I will say this once and only once stay away from me Dennis, please, stay far away from me because I don't love you and I can't be your girlfriend, if I have made you feel like I had feelings for you, I am sorry and sorry for the slapped. I said as he held his cheeks in shock, it's not my thing to hurt people, I felt bad, I look at him one more time before grabbing my books and running out of the class, leaving Betsy, who is standing at the door watching our little drama, I couldn't care, as the only thing I could think of; was how Cameron was feeling right now

It was getting frustrating as I look for Cameron, yet to no avail, I went back to classes, and he didn't come to class, everyone, is staring at me, maybe thinking, I should be aware of his whereabouts. I excuse myself to go look for him, I have to make sure he’s alright because right now I can’t even concentrate it’s been two classes yet I haven’t seen him and I have no idea what is going on with him.

There is no way I could concentrate until I’m sure he is alright

Please, be okay, till I found you… I thought sadly as I headed off to the parking lot trying to see if he is, probably in his car, but he wasn’t; I guess the next place would be the boy’s locker room but it might be awkward if others are there, they would make fun of me but I really don't care, all that is in my mind was to look for Cameron

I just need to see if he is there… I thought heading to the locker room, I twisted the door knob, as soon as I got there, and without thinking twice; I opened it silently, not to alert anyone as I walked in trying to see if he was anywhere in sight

Cam! I called out softly since I can't call him, Mi Corazon in school

Look who we have here. One of Cameron’s teammates said walking out of the locker with his bare chest facing me, I closed my eyes.

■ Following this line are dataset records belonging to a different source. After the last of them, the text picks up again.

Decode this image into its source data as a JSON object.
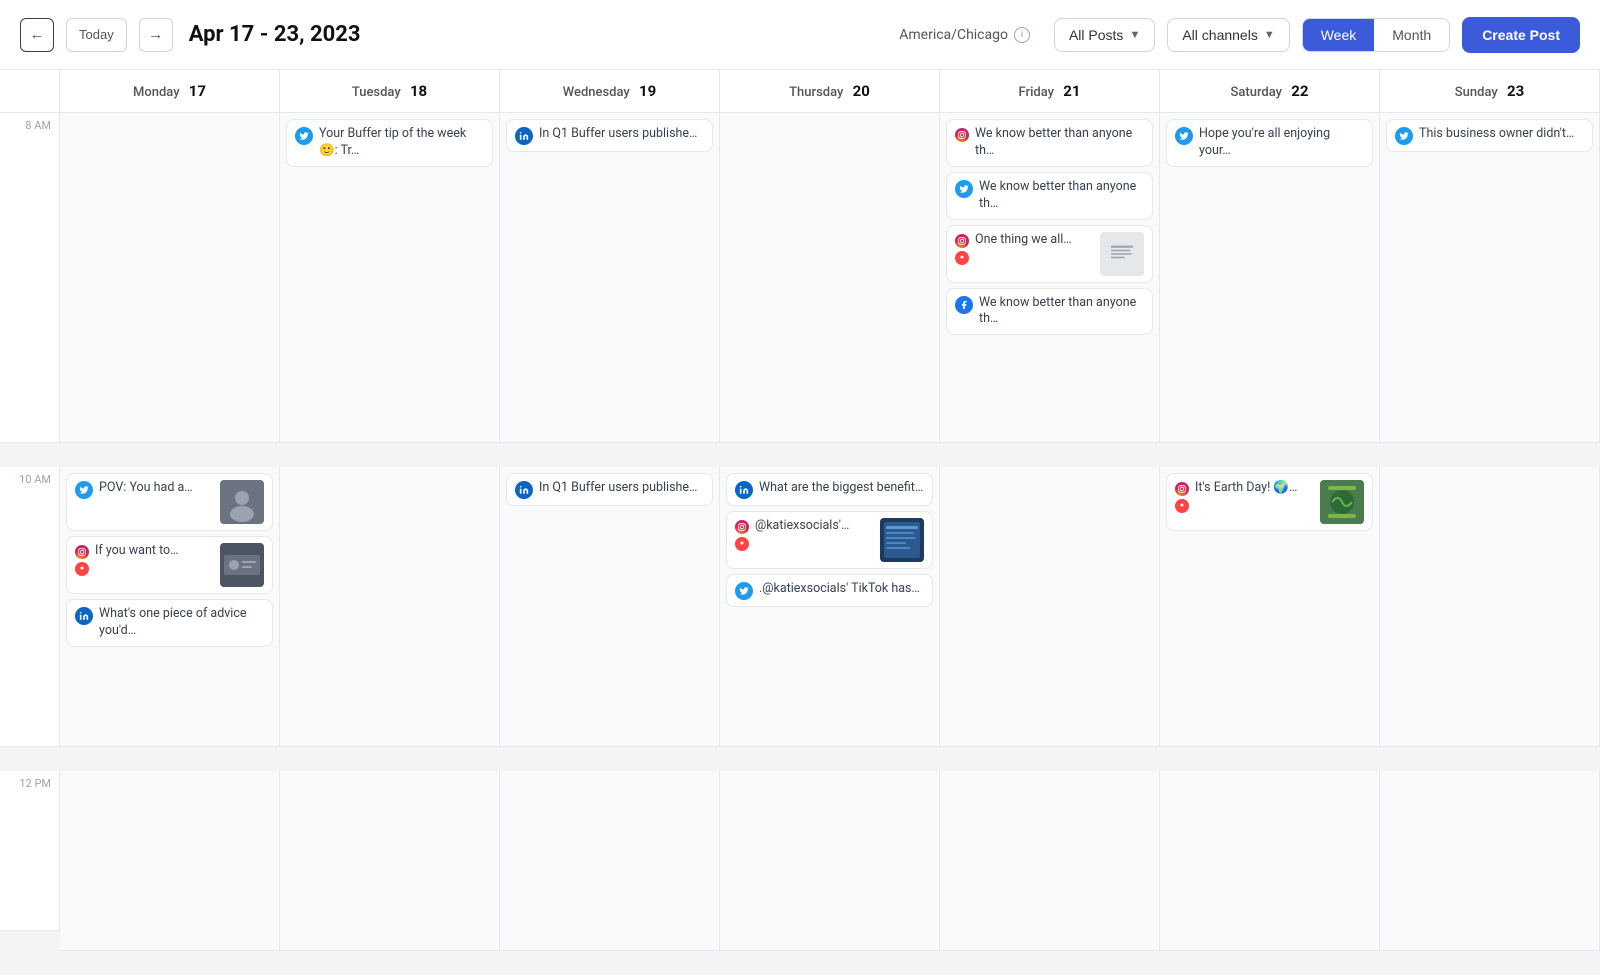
{
  "header": {
    "today_label": "Today",
    "date_range": "Apr 17 - 23, 2023",
    "timezone": "America/Chicago",
    "all_posts_label": "All Posts",
    "all_channels_label": "All channels",
    "week_label": "Week",
    "month_label": "Month",
    "create_post_label": "Create Post"
  },
  "days": [
    {
      "name": "Monday",
      "num": 17
    },
    {
      "name": "Tuesday",
      "num": 18
    },
    {
      "name": "Wednesday",
      "num": 19
    },
    {
      "name": "Thursday",
      "num": 20
    },
    {
      "name": "Friday",
      "num": 21
    },
    {
      "name": "Saturday",
      "num": 22
    },
    {
      "name": "Sunday",
      "num": 23
    }
  ],
  "time_slots": [
    "8 AM",
    "10 AM",
    "12 PM"
  ],
  "events": {
    "monday_8am": [],
    "tuesday_8am": [
      {
        "id": "t1",
        "type": "twitter",
        "text": "Your Buffer tip of the week 🙂: Tr…",
        "thumb": false
      }
    ],
    "wednesday_8am": [
      {
        "id": "w1",
        "type": "linkedin",
        "text": "In Q1 Buffer users publishe…",
        "thumb": false
      }
    ],
    "thursday_8am": [],
    "friday_8am": [
      {
        "id": "f1",
        "type": "instagram_facebook",
        "text": "We know better than anyone th…",
        "thumb": false
      },
      {
        "id": "f2",
        "type": "twitter",
        "text": "We know better than anyone th…",
        "thumb": false
      },
      {
        "id": "f3",
        "type": "instagram_stacked",
        "text": "One thing we all…",
        "thumb": true
      },
      {
        "id": "f4",
        "type": "facebook",
        "text": "We know better than anyone th…",
        "thumb": false
      }
    ],
    "saturday_8am": [
      {
        "id": "s1",
        "type": "twitter",
        "text": "Hope you're all enjoying your…",
        "thumb": false
      }
    ],
    "sunday_8am": [
      {
        "id": "su1",
        "type": "twitter",
        "text": "This business owner didn't…",
        "thumb": false
      }
    ],
    "monday_10am": [
      {
        "id": "m1",
        "type": "twitter",
        "text": "POV: You had a…",
        "thumb": true
      },
      {
        "id": "m2",
        "type": "instagram_stacked2",
        "text": "If you want to…",
        "thumb": true
      },
      {
        "id": "m3",
        "type": "linkedin",
        "text": "What's one piece of advice you'd…",
        "thumb": false
      }
    ],
    "tuesday_10am": [],
    "wednesday_10am": [
      {
        "id": "w2",
        "type": "linkedin",
        "text": "In Q1 Buffer users publishe…",
        "thumb": false
      }
    ],
    "thursday_10am": [
      {
        "id": "th1",
        "type": "linkedin",
        "text": "What are the biggest benefit…",
        "thumb": false
      },
      {
        "id": "th2",
        "type": "instagram_stacked3",
        "text": "@katiexsocials'…",
        "thumb": true
      },
      {
        "id": "th3",
        "type": "twitter",
        "text": ".@katiexsocials' TikTok has…",
        "thumb": false
      }
    ],
    "friday_10am": [],
    "saturday_10am": [
      {
        "id": "sat1",
        "type": "instagram_stacked4",
        "text": "It's Earth Day! 🌍…",
        "thumb": true
      }
    ],
    "sunday_10am": []
  },
  "colors": {
    "twitter": "#1d9bf0",
    "linkedin": "#0a66c2",
    "instagram": "#e1306c",
    "facebook": "#1877f2",
    "accent": "#3b5bdb"
  }
}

Haven’t you heard it's bad luck for a girl to come into the boy's locker room… He said coming closer with his shirt in his hand.

Oh God! I pray he doesn't do anything bad to me. I pray silently as I clear my throat.

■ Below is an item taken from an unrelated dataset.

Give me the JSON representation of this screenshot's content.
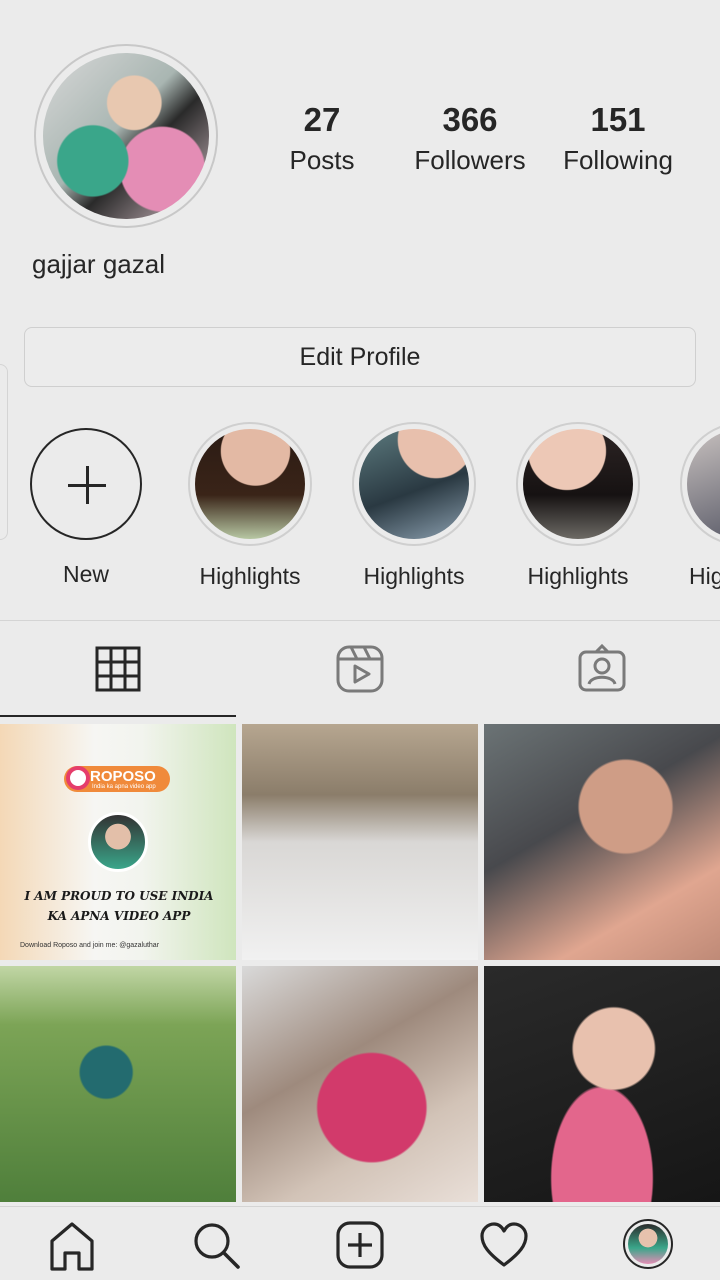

Please! Don't get mad, I was looking for my friend but since he is not here then l will just leave. I said trying to get away from him

But I am here, right in front of you. He said moving closer.

Stay back, don't come anywhere near me. I said holding my book closer to my chest.

Why? He asked then grinned.

It's simple, I might damage your face. I said trying to act brave but the truth is, I was dead scared inside me.

Stop its beauty, do you know what? I have always wondered what it feels like to have you, to kiss you, to have you all to myself, the other day, I saw you at the mall with your mom, gosh, you were looking pretty lovely...

I gasped, it must have been the day, I went out with Cameron's mom.

You were looking really beautiful, and your hair was perfect, I wondered, why you still tie it when you should let it flow.

He said as he cage me between the wall and him, sucking on my neck.

You are an idiot! You should get off my face. I spat on him. In anger, he raised his hand to hit on my face

My eyes shut automatically waiting for the pain to come, I know I went overboard, he is not just going to hurt me, he might rape me, my only prayer is for someone to walk in, that will be my only escape root.